We have two different types of glider cameras: regular ones that take normal pictures, and ones called shadowgraph cameras, which take pictures of shadows. The regular cameras - equipped with red flashing lights for illuminating the water without scaring animals away - are inside the gliders, with just the lens visible on top. The shadowgraph cameras are mounted to the nose of the gliders and make the gliders look like double-horned unicorns. The "horns" are about 12 inches apart, and each horn has a lens that faces the other lens. Behind one lens is a light source, and behind the other lens is an image detector. Any small zooplankton that swim between the horns - krill or even smaller zooplankton, like copepods - will have their "shadows" captured by the shadowgraph.
Why two camera systems?
We will use the images captured by the regular cameras to confirm what the gliders see using sound. Because sound bounces off of objects in characteristic ways, we are confident that our acoustic sensors are "seeing" krill, but we can validate our data when we can see the krill for ourselves in photographs.
The shadowgraph images are trickier to explain.
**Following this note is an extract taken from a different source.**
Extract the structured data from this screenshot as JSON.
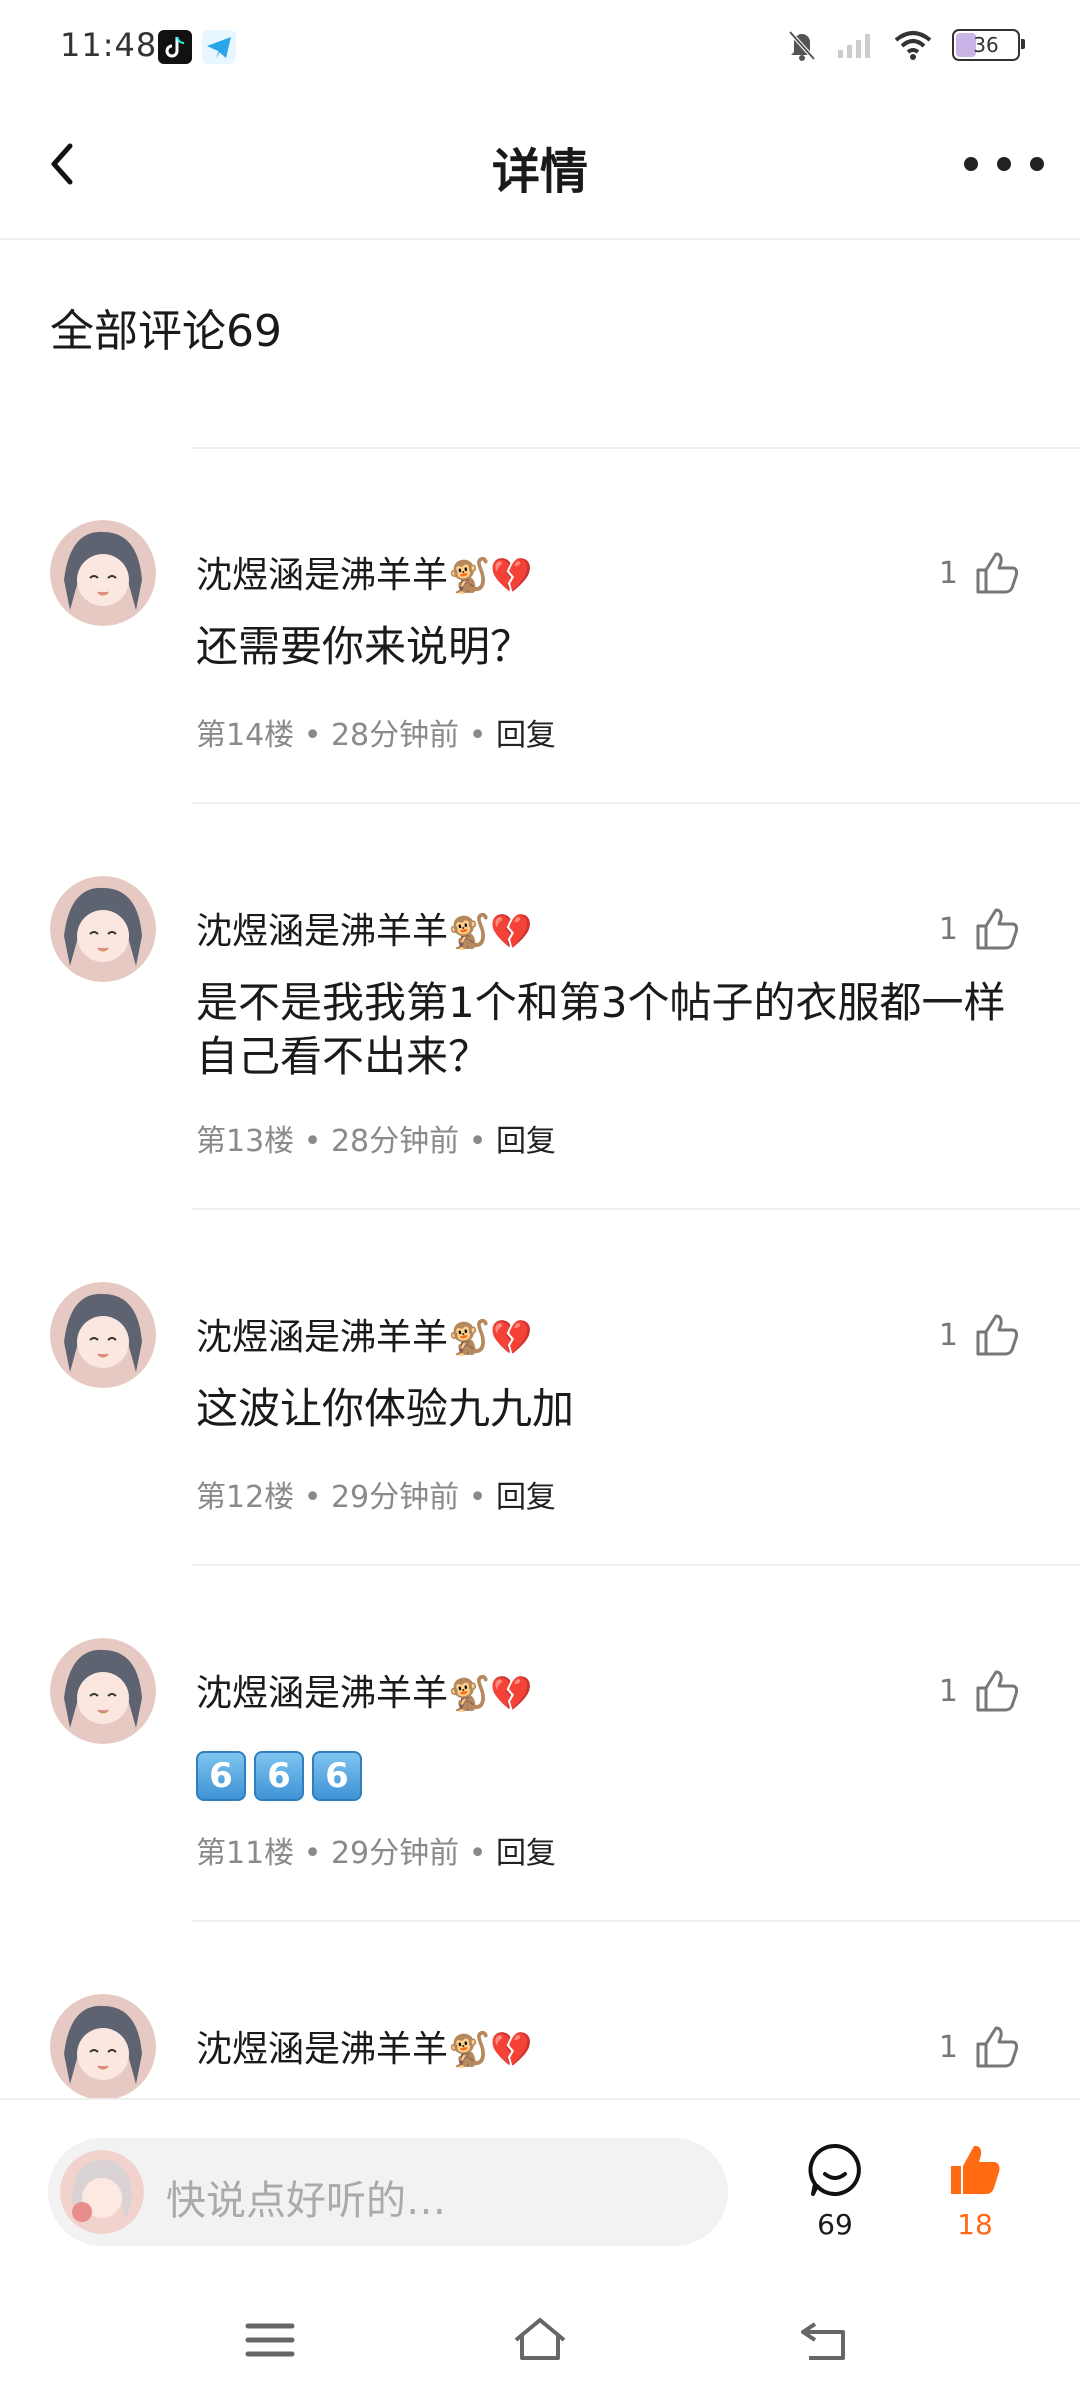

Why in the world is taking a picture of an animal's shadow useful? It turns out that images of shadows - especially shadows of tiny animals, like krill larvae, that our acoustic sensors can't detect - are much sharper than images taken by a regular camera. While we won't be able to estimate the biomass of these tiny animals, we can use shadowgraph images to identify them and learn more about them. We can study their preferred habitat, where they hang out in the water column, and how their populations may change in both space and time as the Southern Ocean gets warmer.
Deep down, I know putting cameras on gliders is super cool. I can't wait to see the images we get. Superficially, I'm nervous. We have to learn a lot about how to program these cameras to take the best images possible. At least once the gliders and cameras are deployed, there's one rookie mistake I won't be able to make. I can't accidentally put my finger over the lens.
Three images showing the shadowgraph process (l-r): A small action figure; the small action figure in between the shadowgraph lenses; and shadowgraph image of the action figure. Credit: NOAA Fisheries/Jen Walsh.